English author and Baptist minister

John Howard Hinton (23 March 1791 – 11 December 1873) was an English writer and Baptist minister who published, along with many other works, The History and Topography of the United States of North America together with his brother Isaac Taylor Hinton (1799-1847). He is the father of surgeon James Hinton, grandfather of mathematician and science fiction author Charles Howard Hinton and ancestor of Nobel laureate Geoffrey Hinton.

==Life==
John Howard Hinton was born in Oxford in 1791 to James Hinton (1761–1823) and Ann Hinton. His Father, James Hinton, was a pastor in Oxford, and ran a school. Hinton was taught at his father's school where he became friends with Edward Steane. Hinton first preached in Reading, afterwards became pastor of a Baptist church in London, and was distinguished as an independent and original preacher, and a zealous advocate for liberty in religion and politics, for example arguing that it was the church's responsibility to punish "violations of morality", such as lying, whereas the state should limit itself to enforcing "offences against society" (which might encompass the former, such as theft).

For many years Hinton was a joint secretary of the Baptist Union with his lifelong friend Edward Steane.
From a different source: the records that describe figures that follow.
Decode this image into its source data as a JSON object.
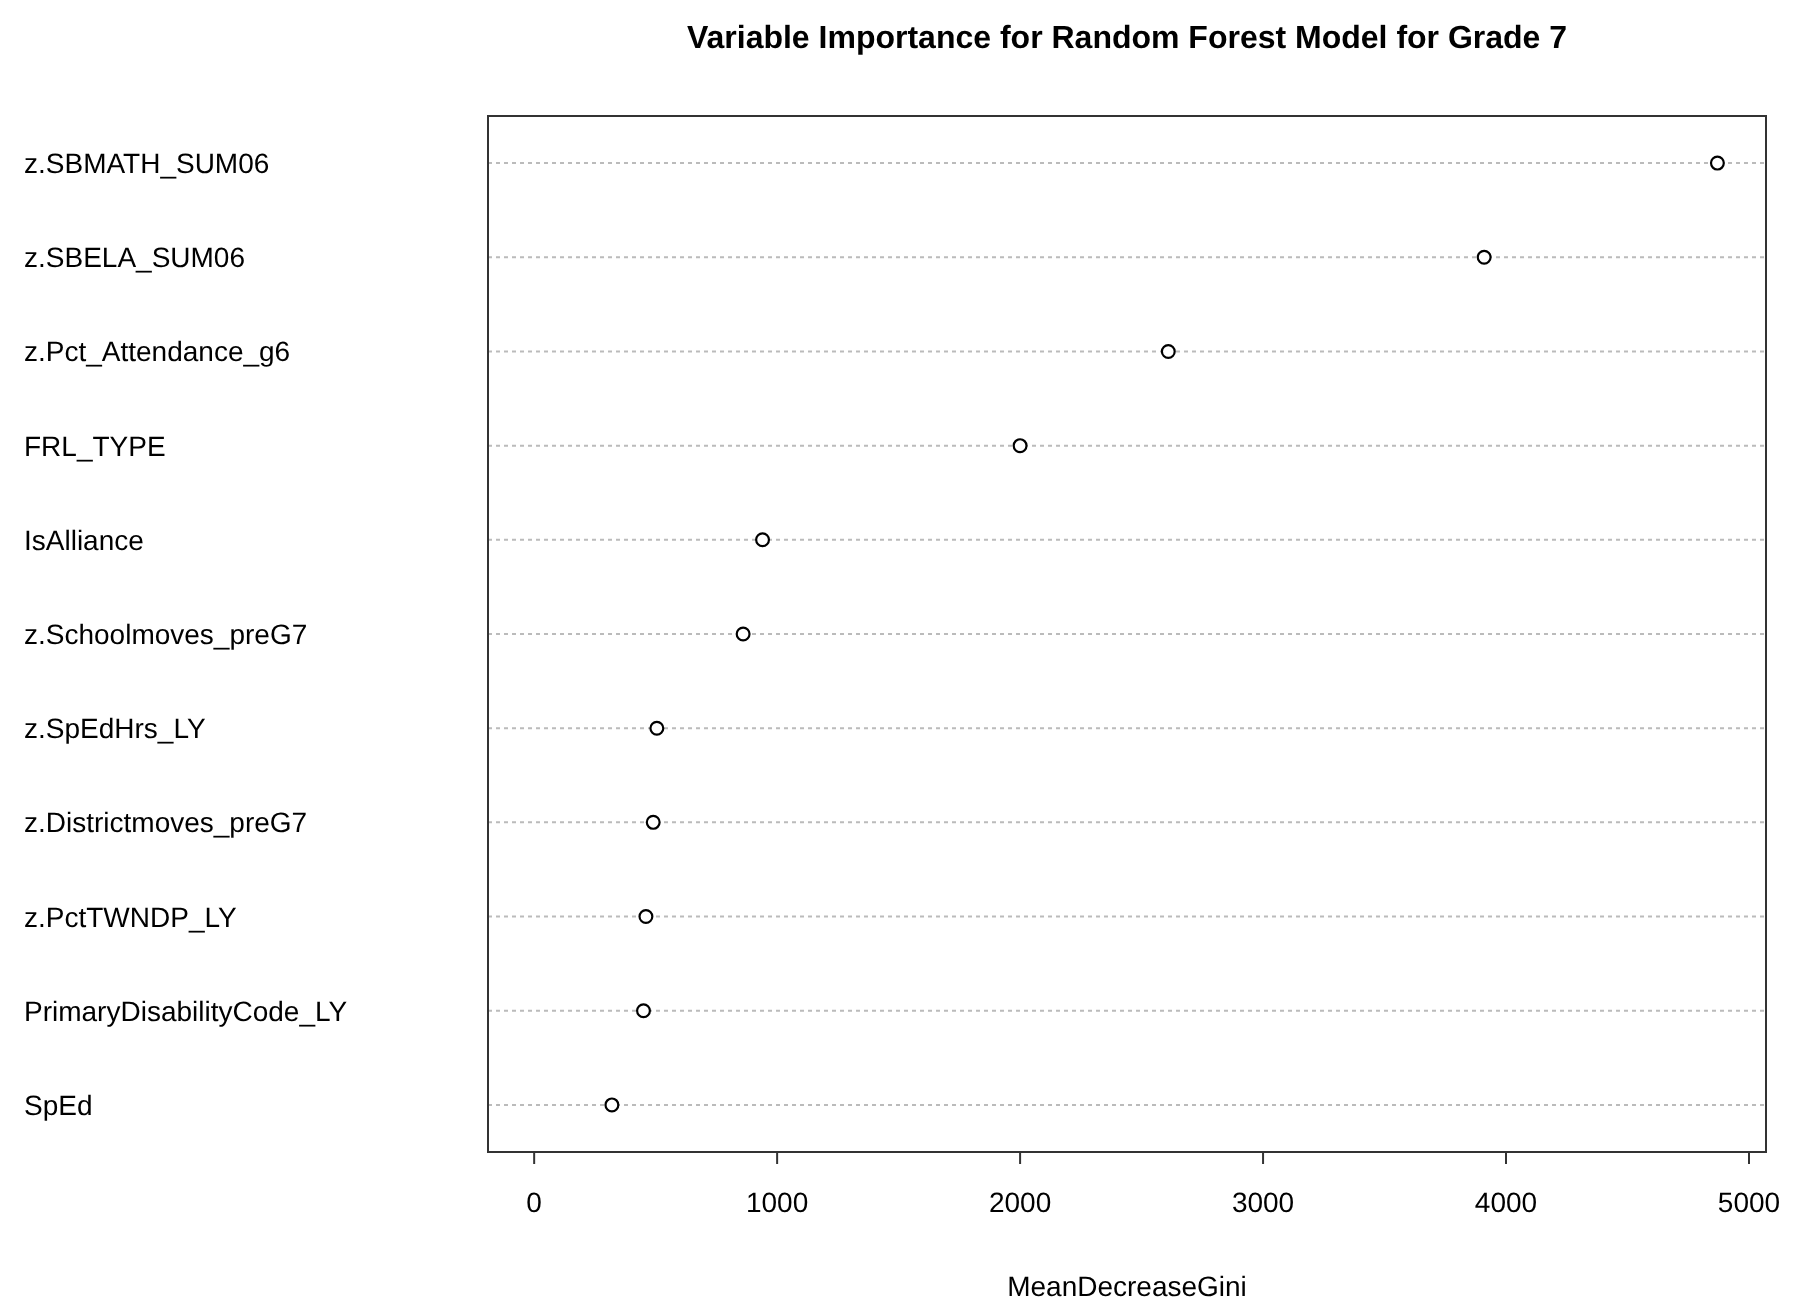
{
  "chart_data": {
    "type": "scatter",
    "orientation": "horizontal",
    "title": "Variable Importance for Random Forest Model for Grade 7",
    "xlabel": "MeanDecreaseGini",
    "categories": [
      "z.SBMATH_SUM06",
      "z.SBELA_SUM06",
      "z.Pct_Attendance_g6",
      "FRL_TYPE",
      "IsAlliance",
      "z.Schoolmoves_preG7",
      "z.SpEdHrs_LY",
      "z.Districtmoves_preG7",
      "z.PctTWNDP_LY",
      "PrimaryDisabilityCode_LY",
      "SpEd"
    ],
    "values": [
      4870,
      3910,
      2610,
      2000,
      940,
      860,
      505,
      490,
      460,
      450,
      320
    ],
    "color": "#000000",
    "xlim": [
      -190,
      5070
    ],
    "xticks": [
      0,
      1000,
      2000,
      3000,
      4000,
      5000
    ],
    "grid": "y",
    "marker": "circle"
  }
}
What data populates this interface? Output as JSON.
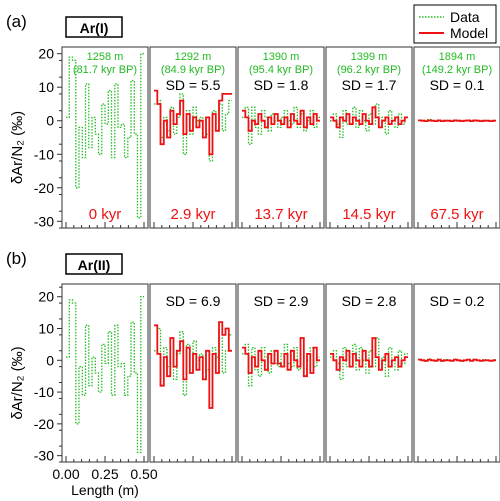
{
  "legend": {
    "placement": "top-right",
    "entries": [
      {
        "label": "Data",
        "color": "#22bb22",
        "style": "dotted"
      },
      {
        "label": "Model",
        "color": "#ee1111",
        "style": "solid"
      }
    ]
  },
  "colors": {
    "data": "#22bb22",
    "model": "#ee1111",
    "age": "#ee1111",
    "depth": "#22bb22",
    "axis": "#333333"
  },
  "chart_data": [
    {
      "type": "line",
      "panel_letter": "(a)",
      "title": "Ar(I)",
      "ylabel": "δAr/N₂ (‰)",
      "ylim": [
        -32,
        22
      ],
      "yticks": [
        20,
        10,
        0,
        -10,
        -20,
        -30
      ],
      "xlim": [
        0,
        0.5
      ],
      "grid": false,
      "subplots": [
        {
          "depth": "1258 m",
          "age_bp": "(81.7 kyr BP)",
          "sd": "",
          "elapsed": "0 kyr",
          "data": [
            1,
            19,
            18,
            -20,
            -2,
            -11,
            11,
            -8,
            1,
            -4,
            -10,
            5,
            -1,
            9,
            -11,
            11,
            -2,
            -1,
            -11,
            -5,
            12,
            -4,
            -29,
            20
          ],
          "model": []
        },
        {
          "depth": "1292 m",
          "age_bp": "(84.9 kyr BP)",
          "sd": "SD = 5.5",
          "elapsed": "2.9 kyr",
          "data": [
            5,
            6,
            -5,
            1,
            -3,
            4,
            -4,
            1,
            8,
            -10,
            3,
            -4,
            4,
            0,
            1,
            -5,
            -4,
            -12,
            3,
            0,
            5,
            -3,
            2,
            6
          ],
          "model": [
            9,
            5,
            -7,
            0,
            -5,
            3,
            -1,
            2,
            6,
            -4,
            2,
            -3,
            1,
            -2,
            0,
            -5,
            1,
            -10,
            2,
            -3,
            6,
            8,
            8,
            8
          ]
        },
        {
          "depth": "1390 m",
          "age_bp": "(95.4 kyr BP)",
          "sd": "SD = 1.8",
          "elapsed": "13.7 kyr",
          "data": [
            1,
            4,
            -7,
            4,
            -2,
            -4,
            3,
            1,
            -3,
            2,
            0,
            -2,
            1,
            3,
            0,
            -1,
            4,
            -2,
            2,
            -3,
            0,
            3,
            -2,
            1
          ],
          "model": [
            3,
            1,
            -3,
            0,
            -1,
            2,
            0,
            -2,
            1,
            -1,
            2,
            0,
            -1,
            1,
            -2,
            2,
            0,
            -1,
            3,
            -2,
            1,
            -1,
            2,
            0
          ]
        },
        {
          "depth": "1399 m",
          "age_bp": "(96.2 kyr BP)",
          "sd": "SD = 1.7",
          "elapsed": "14.5 kyr",
          "data": [
            0,
            2,
            -1,
            -5,
            3,
            -1,
            1,
            4,
            -2,
            3,
            0,
            -3,
            2,
            -1,
            5,
            -2,
            1,
            -4,
            3,
            0,
            -2,
            2,
            -1,
            1
          ],
          "model": [
            1,
            0,
            -2,
            1,
            0,
            2,
            -1,
            1,
            0,
            -1,
            2,
            0,
            -1,
            4,
            1,
            -2,
            0,
            1,
            -1,
            0,
            1,
            -1,
            0,
            1
          ]
        },
        {
          "depth": "1894 m",
          "age_bp": "(149.2 kyr BP)",
          "sd": "SD = 0.1",
          "elapsed": "67.5 kyr",
          "data": [
            0.2,
            0.1,
            -0.2,
            0.3,
            0,
            -0.1,
            0.2,
            -0.2,
            0.1,
            0,
            -0.1,
            0.2,
            0.1,
            -0.2,
            0,
            0.1,
            -0.1,
            0.2,
            0,
            -0.1,
            0.1,
            0,
            -0.1,
            0.1
          ],
          "model": [
            0.1,
            0,
            -0.1,
            0.1,
            0,
            -0.1,
            0.1,
            -0.1,
            0,
            0,
            -0.1,
            0.1,
            0,
            -0.1,
            0,
            0.1,
            -0.1,
            0.1,
            0,
            -0.1,
            0,
            0,
            -0.1,
            0
          ]
        }
      ]
    },
    {
      "type": "line",
      "panel_letter": "(b)",
      "title": "Ar(II)",
      "ylabel": "δAr/N₂ (‰)",
      "xlabel": "Length (m)",
      "ylim": [
        -32,
        24
      ],
      "yticks": [
        20,
        10,
        0,
        -10,
        -20,
        -30
      ],
      "xlim": [
        0,
        0.5
      ],
      "xticks": [
        "0.00",
        "0.25",
        "0.50"
      ],
      "grid": false,
      "subplots": [
        {
          "sd": "",
          "data": [
            1,
            19,
            18,
            -20,
            -2,
            -11,
            11,
            -8,
            1,
            -4,
            -10,
            5,
            -1,
            9,
            -11,
            11,
            -2,
            -1,
            -11,
            -5,
            12,
            -4,
            -29,
            20
          ],
          "model": []
        },
        {
          "sd": "SD = 6.9",
          "data": [
            3,
            10,
            -8,
            4,
            -2,
            7,
            -6,
            2,
            9,
            -11,
            5,
            -3,
            6,
            0,
            2,
            -6,
            -3,
            -14,
            4,
            1,
            7,
            -4,
            3,
            8
          ],
          "model": [
            11,
            2,
            -8,
            1,
            -5,
            7,
            -2,
            3,
            6,
            -6,
            4,
            -4,
            2,
            -3,
            1,
            -6,
            3,
            -15,
            2,
            -4,
            12,
            8,
            10,
            3
          ]
        },
        {
          "sd": "SD = 2.9",
          "data": [
            2,
            5,
            -8,
            4,
            -3,
            -5,
            4,
            1,
            -4,
            3,
            -1,
            -2,
            2,
            5,
            -1,
            -2,
            4,
            -3,
            2,
            -5,
            0,
            4,
            -2,
            1
          ],
          "model": [
            4,
            2,
            -4,
            1,
            -2,
            3,
            0,
            -3,
            2,
            -1,
            3,
            -1,
            -2,
            2,
            -3,
            3,
            0,
            -2,
            7,
            -5,
            2,
            -4,
            4,
            0
          ]
        },
        {
          "sd": "SD = 2.8",
          "data": [
            1,
            3,
            -1,
            -6,
            4,
            -2,
            2,
            5,
            -3,
            4,
            0,
            -4,
            3,
            -2,
            7,
            -3,
            1,
            -5,
            4,
            0,
            -3,
            3,
            -1,
            2
          ],
          "model": [
            2,
            0,
            -3,
            1,
            0,
            3,
            -2,
            2,
            0,
            -2,
            3,
            0,
            -2,
            7,
            1,
            -3,
            0,
            2,
            -2,
            0,
            1,
            -2,
            0,
            1
          ]
        },
        {
          "sd": "SD = 0.2",
          "data": [
            0.3,
            0.1,
            -0.3,
            0.4,
            0,
            -0.2,
            0.3,
            -0.3,
            0.2,
            0,
            -0.2,
            0.3,
            0.1,
            -0.3,
            0,
            0.2,
            -0.2,
            0.3,
            0,
            -0.2,
            0.2,
            0,
            -0.2,
            0.2
          ],
          "model": [
            0.2,
            0,
            -0.2,
            0.2,
            0,
            -0.2,
            0.2,
            -0.2,
            0,
            0,
            -0.2,
            0.2,
            0,
            -0.2,
            0,
            0.2,
            -0.2,
            0.2,
            0,
            -0.2,
            0,
            0,
            -0.2,
            0
          ]
        }
      ]
    }
  ]
}
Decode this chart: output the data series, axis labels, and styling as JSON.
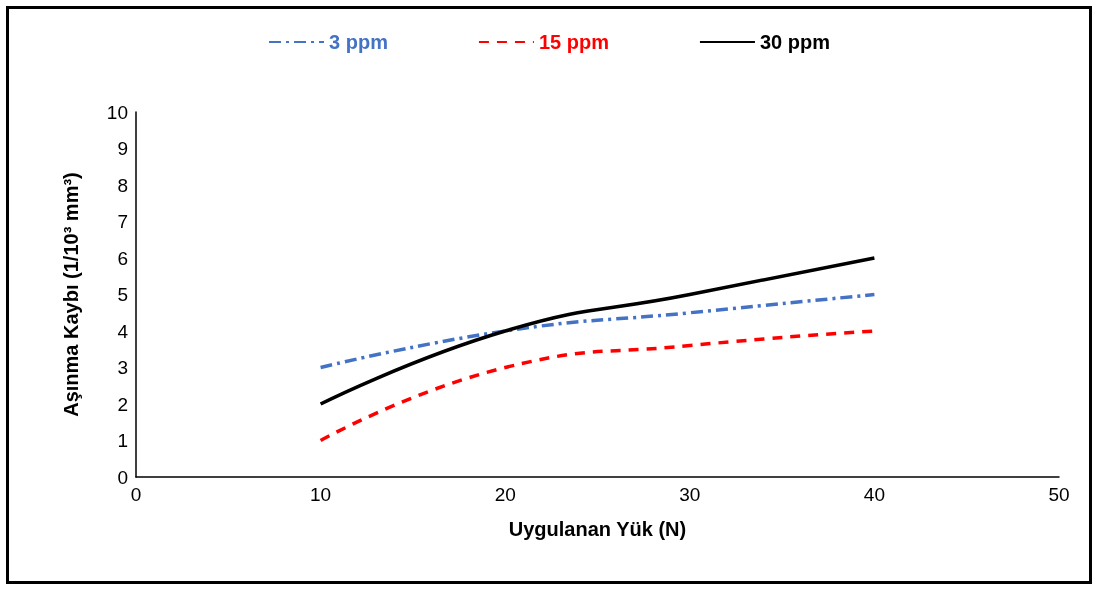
{
  "chart_data": {
    "type": "line",
    "xlabel": "Uygulanan Yük (N)",
    "ylabel": "Aşınma Kaybı (1/10³ mm³)",
    "x": [
      10,
      20,
      30,
      40
    ],
    "series": [
      {
        "name": "3 ppm",
        "color": "#4472c4",
        "line_style": "dashdot",
        "values": [
          3,
          4,
          4.5,
          5
        ]
      },
      {
        "name": "15 ppm",
        "color": "#ff0000",
        "line_style": "dashed",
        "values": [
          1,
          3,
          3.6,
          4
        ]
      },
      {
        "name": "30 ppm",
        "color": "#000000",
        "line_style": "solid",
        "values": [
          2,
          4,
          5,
          6
        ]
      }
    ],
    "xlim": [
      0,
      50
    ],
    "xticks": [
      0,
      10,
      20,
      30,
      40,
      50
    ],
    "ylim": [
      0,
      10
    ],
    "yticks": [
      0,
      1,
      2,
      3,
      4,
      5,
      6,
      7,
      8,
      9,
      10
    ],
    "grid": false,
    "legend": "top",
    "marker": "none"
  }
}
In 1840 he attended the World's Anti-Slavery Convention where he was captured in a group painting just in front of Isaac Crewdson.

In 1865 he published the sixth and last volume of his sermons. He is thought to view God as not necessarily good but a being who deserves adoration irrespective of his works.

Hinton died in 1873 in Bristol.

==Works==
- Memoir of William Knibb, Missionary in Jamaica, 1847, accessed April 2009
- The Theological Works of Rev. John Howard Hinton, MA, in 6 volumes
- A Biographical Portraiture of the Late Rev. James Hinton, M.A. Pastor of a congregational church in the city of Oxford.